Halkların büyük “kazanı”, dünyâya, Şark’ı, Türk dünyâsını ve bütün insanlığı üne kavuşturan
büyük âlimler, şâirler, ilâhiyatçılar, doktorlar verdi... Öz toprağı, burada bilgeler çıkardı.
Onlar, insanlığın kültür ufkunda en büyük yıldızlar gibidirler.
Kuşan hanlığının çiçekli şehirleri, zarif heykelleri olan saraylar, mâbetlerin görkemli mîmârîsi,
misâfirleri hayretler içinde bırakmıştı. Ve tabiî, cennet bahçelerinde, kuşların cıvıltısı altında
şiirler okuyan şâirler.
Milletlerin iyi komşuluğu, târifsiz bir hâdise. O, belli etmeden çok şeyi değiştirdi. Hattâ
insanların dış görünüşlerini bile. Türkler-Oğuzlar, meselâ, kendi kitleleri içinde kahverengi
gözlü, koyu saçlı oldular... Fakat karakterleri, Altaylı akrabâlarınınki gibi kaldı; çok sıcak,
infilâk edici.
Ve aynı zamanda çok sağduyulu bir millet.
ÜNLÜ HAN ERKE
Dünya, Kuşan hanlığının azametini I. yüzyılda öğrendi; ünlü hükümdar Kanişka, Türkleri
meşhûr etti. Bereket versin ki, onun gerçek adı, bugüne kadar muhâfaza olunmuştur
(sikkeler üzerinde “Kanerka olarak yazılıdır).
Filozof, şâir, parlak bir komutan ve yönetici olan Han Erke, Türk kültürünü kimsenin
yapamadığı kadar yükseltti. Onu, Şark’ta zirveye çıkardı. Onun huzûrunda, “Türk” sözünü,
sesleri titreyerek telaffuz ediyorlardı. O kadar kutsal bir sözdü.

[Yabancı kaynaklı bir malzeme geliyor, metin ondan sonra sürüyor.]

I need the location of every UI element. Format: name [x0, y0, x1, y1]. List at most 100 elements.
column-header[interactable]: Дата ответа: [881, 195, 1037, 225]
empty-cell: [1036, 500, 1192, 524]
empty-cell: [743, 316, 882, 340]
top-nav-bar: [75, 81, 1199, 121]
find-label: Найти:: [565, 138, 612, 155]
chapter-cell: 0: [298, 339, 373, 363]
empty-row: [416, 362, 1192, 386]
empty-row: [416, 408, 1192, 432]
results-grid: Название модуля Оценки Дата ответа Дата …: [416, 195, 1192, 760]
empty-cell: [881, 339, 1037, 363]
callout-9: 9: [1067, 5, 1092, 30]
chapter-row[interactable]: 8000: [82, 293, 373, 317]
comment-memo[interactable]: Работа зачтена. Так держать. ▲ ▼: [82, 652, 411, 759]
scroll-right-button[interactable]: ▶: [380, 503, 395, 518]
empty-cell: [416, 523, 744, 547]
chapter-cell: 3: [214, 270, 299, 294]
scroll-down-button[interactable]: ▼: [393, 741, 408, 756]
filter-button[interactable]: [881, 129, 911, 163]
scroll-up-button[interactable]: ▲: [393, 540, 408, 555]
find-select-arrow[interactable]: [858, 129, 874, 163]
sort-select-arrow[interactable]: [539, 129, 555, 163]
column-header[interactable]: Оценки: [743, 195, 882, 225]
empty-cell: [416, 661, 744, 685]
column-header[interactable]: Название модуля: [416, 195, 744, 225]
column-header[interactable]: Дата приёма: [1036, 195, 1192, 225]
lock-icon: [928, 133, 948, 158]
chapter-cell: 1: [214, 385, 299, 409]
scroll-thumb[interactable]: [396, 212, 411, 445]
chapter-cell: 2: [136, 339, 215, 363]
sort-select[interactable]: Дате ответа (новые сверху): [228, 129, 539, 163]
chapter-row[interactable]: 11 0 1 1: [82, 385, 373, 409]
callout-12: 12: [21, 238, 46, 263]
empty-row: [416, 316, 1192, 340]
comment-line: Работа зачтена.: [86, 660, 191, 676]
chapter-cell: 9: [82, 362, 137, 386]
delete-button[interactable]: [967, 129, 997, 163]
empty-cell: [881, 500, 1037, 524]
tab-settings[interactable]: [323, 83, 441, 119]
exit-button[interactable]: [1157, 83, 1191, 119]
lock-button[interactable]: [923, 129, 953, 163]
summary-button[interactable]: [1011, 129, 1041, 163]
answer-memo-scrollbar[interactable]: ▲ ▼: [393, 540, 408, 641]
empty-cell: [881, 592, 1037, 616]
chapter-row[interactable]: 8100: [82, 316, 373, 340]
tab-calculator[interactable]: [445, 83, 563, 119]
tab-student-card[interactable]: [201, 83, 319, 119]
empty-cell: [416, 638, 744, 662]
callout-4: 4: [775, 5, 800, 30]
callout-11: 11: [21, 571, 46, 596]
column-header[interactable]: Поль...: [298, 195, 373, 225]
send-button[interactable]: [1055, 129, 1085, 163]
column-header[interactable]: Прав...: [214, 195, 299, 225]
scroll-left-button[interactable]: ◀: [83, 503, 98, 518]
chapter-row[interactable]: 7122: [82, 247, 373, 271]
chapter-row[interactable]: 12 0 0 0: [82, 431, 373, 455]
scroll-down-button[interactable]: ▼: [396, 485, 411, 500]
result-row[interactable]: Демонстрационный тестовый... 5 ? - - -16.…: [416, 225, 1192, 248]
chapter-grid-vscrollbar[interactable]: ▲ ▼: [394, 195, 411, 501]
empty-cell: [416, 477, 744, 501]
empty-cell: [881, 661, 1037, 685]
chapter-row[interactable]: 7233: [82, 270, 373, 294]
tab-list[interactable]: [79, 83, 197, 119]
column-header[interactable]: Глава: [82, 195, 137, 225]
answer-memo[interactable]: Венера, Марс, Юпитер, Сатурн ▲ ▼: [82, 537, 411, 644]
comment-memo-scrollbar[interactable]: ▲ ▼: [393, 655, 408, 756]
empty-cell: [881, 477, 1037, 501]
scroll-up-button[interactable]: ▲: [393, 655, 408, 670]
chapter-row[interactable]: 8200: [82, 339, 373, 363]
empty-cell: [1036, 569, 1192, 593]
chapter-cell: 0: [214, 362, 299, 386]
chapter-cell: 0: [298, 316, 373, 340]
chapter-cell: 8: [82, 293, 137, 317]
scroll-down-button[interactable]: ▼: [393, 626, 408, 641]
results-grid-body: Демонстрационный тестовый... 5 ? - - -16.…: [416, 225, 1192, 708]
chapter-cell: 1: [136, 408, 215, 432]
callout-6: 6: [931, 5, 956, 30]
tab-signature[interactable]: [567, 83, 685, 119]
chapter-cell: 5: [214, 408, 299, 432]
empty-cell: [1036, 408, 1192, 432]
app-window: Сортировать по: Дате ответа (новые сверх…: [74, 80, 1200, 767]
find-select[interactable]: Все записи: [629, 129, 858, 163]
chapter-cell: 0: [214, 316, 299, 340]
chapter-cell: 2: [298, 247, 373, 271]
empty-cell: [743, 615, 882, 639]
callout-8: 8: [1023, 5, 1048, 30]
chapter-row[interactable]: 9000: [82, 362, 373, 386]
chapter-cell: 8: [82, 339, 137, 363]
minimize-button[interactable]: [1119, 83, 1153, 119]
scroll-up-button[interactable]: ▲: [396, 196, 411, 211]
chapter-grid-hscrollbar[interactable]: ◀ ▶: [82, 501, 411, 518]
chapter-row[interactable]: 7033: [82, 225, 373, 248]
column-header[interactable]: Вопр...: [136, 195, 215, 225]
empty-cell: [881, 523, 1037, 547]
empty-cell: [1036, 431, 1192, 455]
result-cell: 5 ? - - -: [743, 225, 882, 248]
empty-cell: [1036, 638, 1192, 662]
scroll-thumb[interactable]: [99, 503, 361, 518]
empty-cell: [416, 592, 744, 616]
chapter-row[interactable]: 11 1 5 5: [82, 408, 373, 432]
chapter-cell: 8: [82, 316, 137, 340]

Han Erke, 78 yılında Kuşan hanlığı tahtına oturdu; onu 23 yıl yönetti. Bilge hanın en birinci
silâhı, ne taş, ne ok, ne örme demir zırhtı; sâdece söz idi. Dünyânın en kudretli sözü:
“Tanrı”. Kendisine ve bütün Türk dünyâsına zaferler kazandıran asıl oydu.
Han Erke, Şark’a Tengri inancını hediye etti.
Törenleri ve duâları çok güzel bilmesi ve kendi öğretisi ona yardım etti. Onun dili, güzeli ve
doğruyu seslendirirdi; saatlerce onu dinlerlerdi. Hükümdar, çok geniş bilgili bir kişiydi.
Yabancılar-Türkler için değerli olan şeyin altın, dalkavukluk, diğer insanlar üzerinde
hâkimiyet kurma olmadığını, Şark’ın insanları hanın konuşmalarıyla, mâkul politikasıyla
öğrendiler. Onlar için değerli olan hareketler ve asâlet idi. Hükümdar, milletin yüzü, zâtı idi.